Para começar temos o Andoni, o adorável cozinheiro de comida excelente, dono do Mugaritz. Já veio bastante ao Brasil e desde o começo se mostrou cheio de ideias novas, algumas coisas bem simples que passaram para nosso cardápio de tão deliciosas, como as suas rabanadas de brioche com amêndoas, de uma leveza ímpar. De vez em quando exagerava, como quando pegou belas maçãs e tirou o miolo, um cabinho daqueles que retiramos com um gadget, deixou a maçã de lado e nos serviu aquilo de sobremesa com a desculpa que depois de comer a maçã todos os seus clientes comiam aquela parte central também e ele logo imaginou que deveriam adorá-la, senão não a comeriam.

Comprei seu belíssimo livro, o último, certa que iria encontrar muito caldo saboroso, muita florzinha do bosque, mas para meu desaponto estava com mania de carvão e de cinzas e seu prato principal era uma vitela...queimada.

Não devíamos estranhar muito, pois quantos de nós gostamos das beiradinhas queimadas das torradas, das pizzas, do rosbife na sua parte mais fina? Poia a moda pegou e não foi embora.

Na Inglaterra estão vendendo o carvão em pó para várias comidas, como o queijo negro, e no Japão faz grande sucesso o hambúrguer preto. É bonito mesmo, peguei as fotos na internet e vocês podem ver on-line, ilustrando essa crônica.

E o alho negro que a Marisa Tiemi Ono introduziu aqui? Não sei o segredo, mas acho que fica numa sala de defumação por dias e dias. Será? Talvez não, mas a cada hora lemos sobre algum restaurante novo enfumaçando linguiças, presuntos.O alho negro é saboroso, delicado, e enfeita qualquer arroz muito branco, saladas, tudo que precisar de um contraste.

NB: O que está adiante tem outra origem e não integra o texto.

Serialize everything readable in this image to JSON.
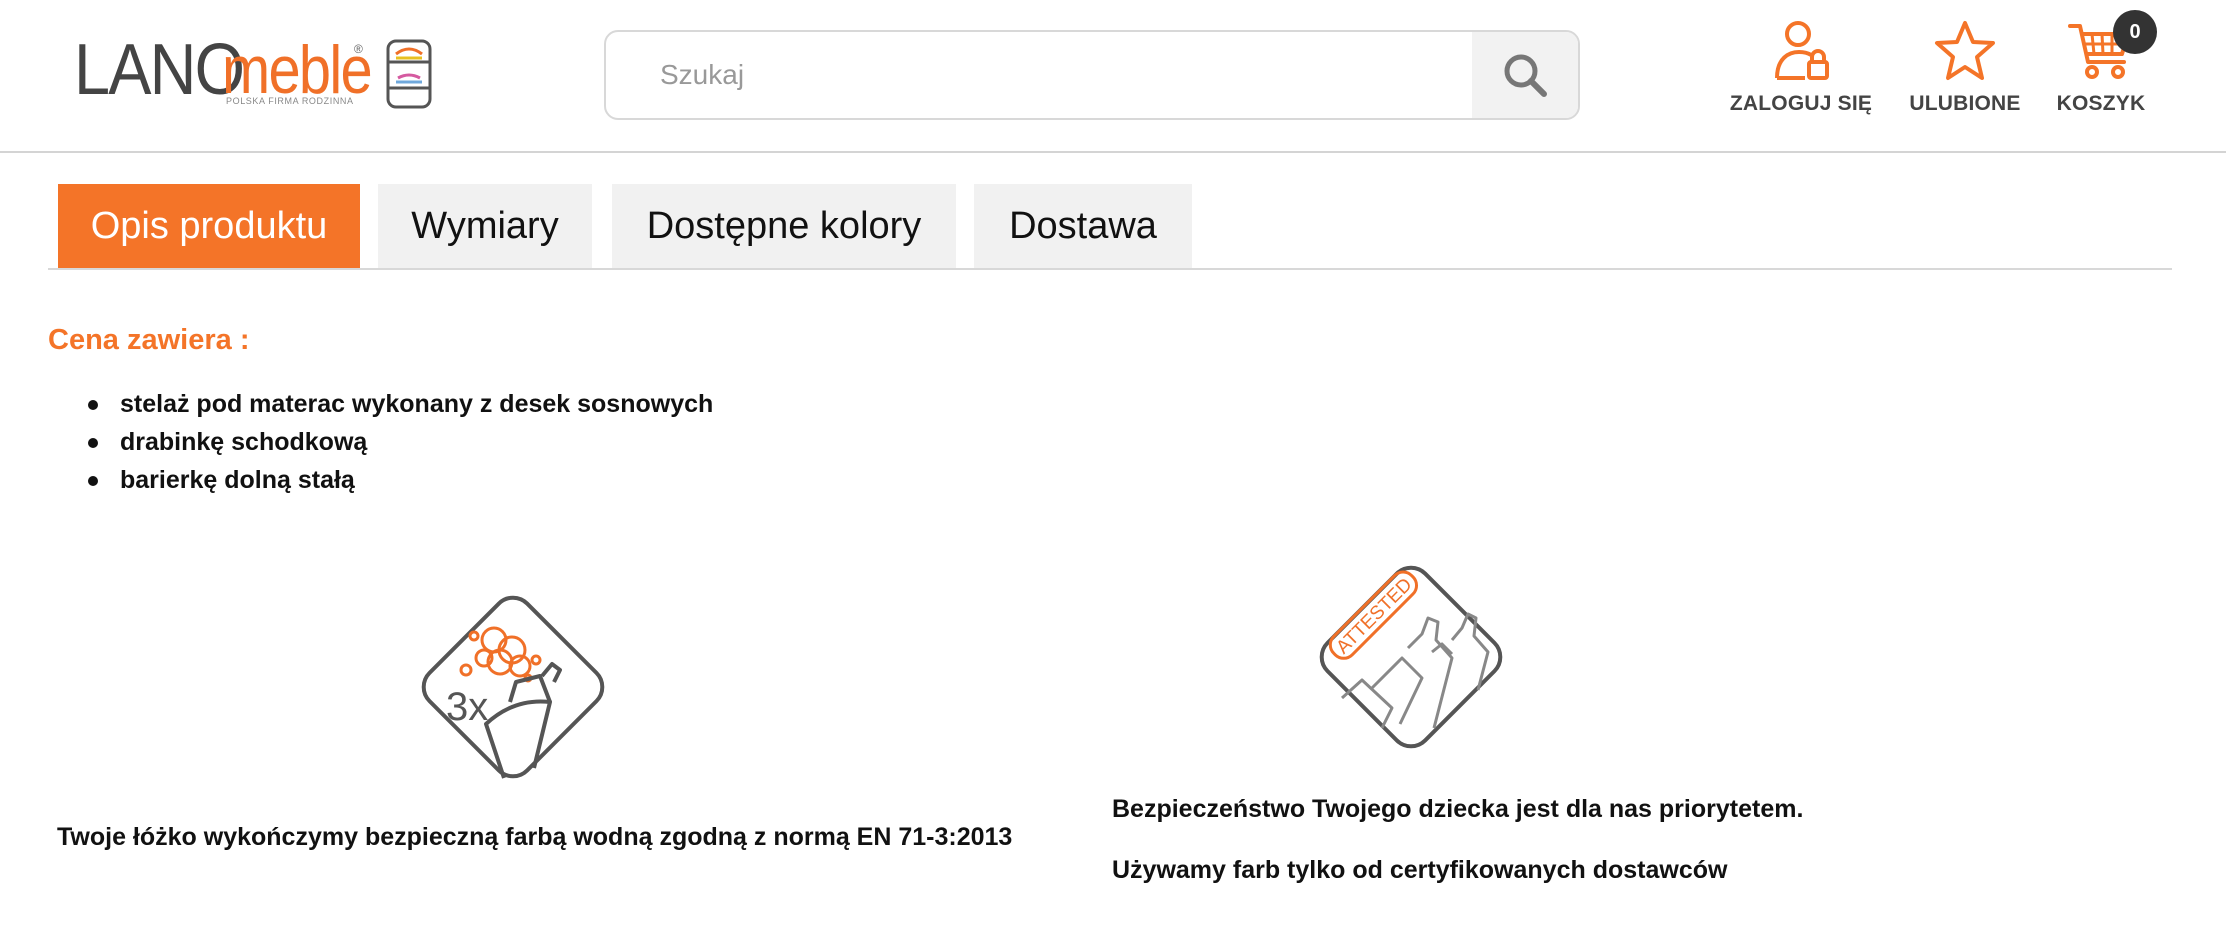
{
  "header": {
    "logo": {
      "brand_main": "LANO",
      "brand_accent": "meble",
      "registered": "®",
      "tagline": "POLSKA FIRMA RODZINNA"
    },
    "search": {
      "placeholder": "Szukaj",
      "value": "",
      "button_icon": "search-icon"
    },
    "links": {
      "login": {
        "label": "ZALOGUJ SIĘ",
        "icon": "user-lock-icon"
      },
      "favorites": {
        "label": "ULUBIONE",
        "icon": "star-icon"
      },
      "cart": {
        "label": "KOSZYK",
        "icon": "cart-icon",
        "count": "0"
      }
    }
  },
  "tabs": [
    {
      "label": "Opis produktu",
      "active": true
    },
    {
      "label": "Wymiary",
      "active": false
    },
    {
      "label": "Dostępne kolory",
      "active": false
    },
    {
      "label": "Dostawa",
      "active": false
    }
  ],
  "content": {
    "price_title": "Cena zawiera :",
    "price_items": [
      "stelaż pod materac wykonany z desek sosnowych",
      "drabinkę schodkową",
      "barierkę dolną stałą"
    ],
    "features": [
      {
        "icon": "spray-paint-3x-icon",
        "icon_text": "3x",
        "lines": [
          "Twoje łóżko wykończymy bezpieczną farbą wodną zgodną z normą EN 71-3:2013"
        ]
      },
      {
        "icon": "attested-paint-icon",
        "icon_text": "ATTESTED",
        "lines": [
          "Bezpieczeństwo Twojego dziecka jest dla nas priorytetem.",
          "Używamy farb tylko od certyfikowanych dostawców"
        ]
      }
    ]
  },
  "colors": {
    "accent": "#f47428",
    "text": "#111111",
    "muted": "#444444",
    "tab_bg": "#f1f1f1",
    "badge": "#333333"
  }
}
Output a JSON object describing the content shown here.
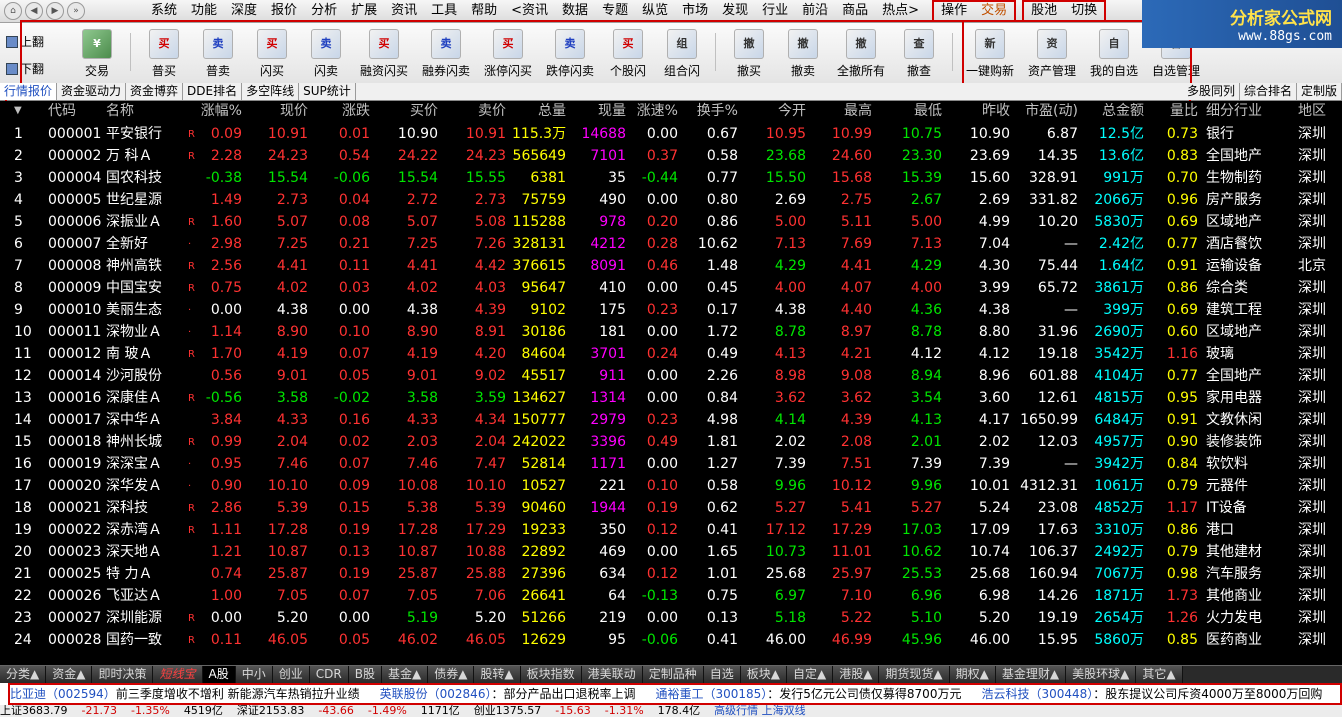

Tenho visto na TV documentários de países distantes em que o cozinheiro põe fogo em bambu e usa as cinzas na comida. E uma amiga chegou aqui com o mais viciante dos aperitivos comprados na Liberdade. Amendoins com uma capinha de cinzas, de carvão de bambu. Viciantes. Ah, as ilustrações vão mostrar como a moda pegou. As cinzas e o carvão são o novo negro e nada melhor para se comer na Quarta-feira de Cinzas para gente arrependida de tanto dançar. Regozijem -se!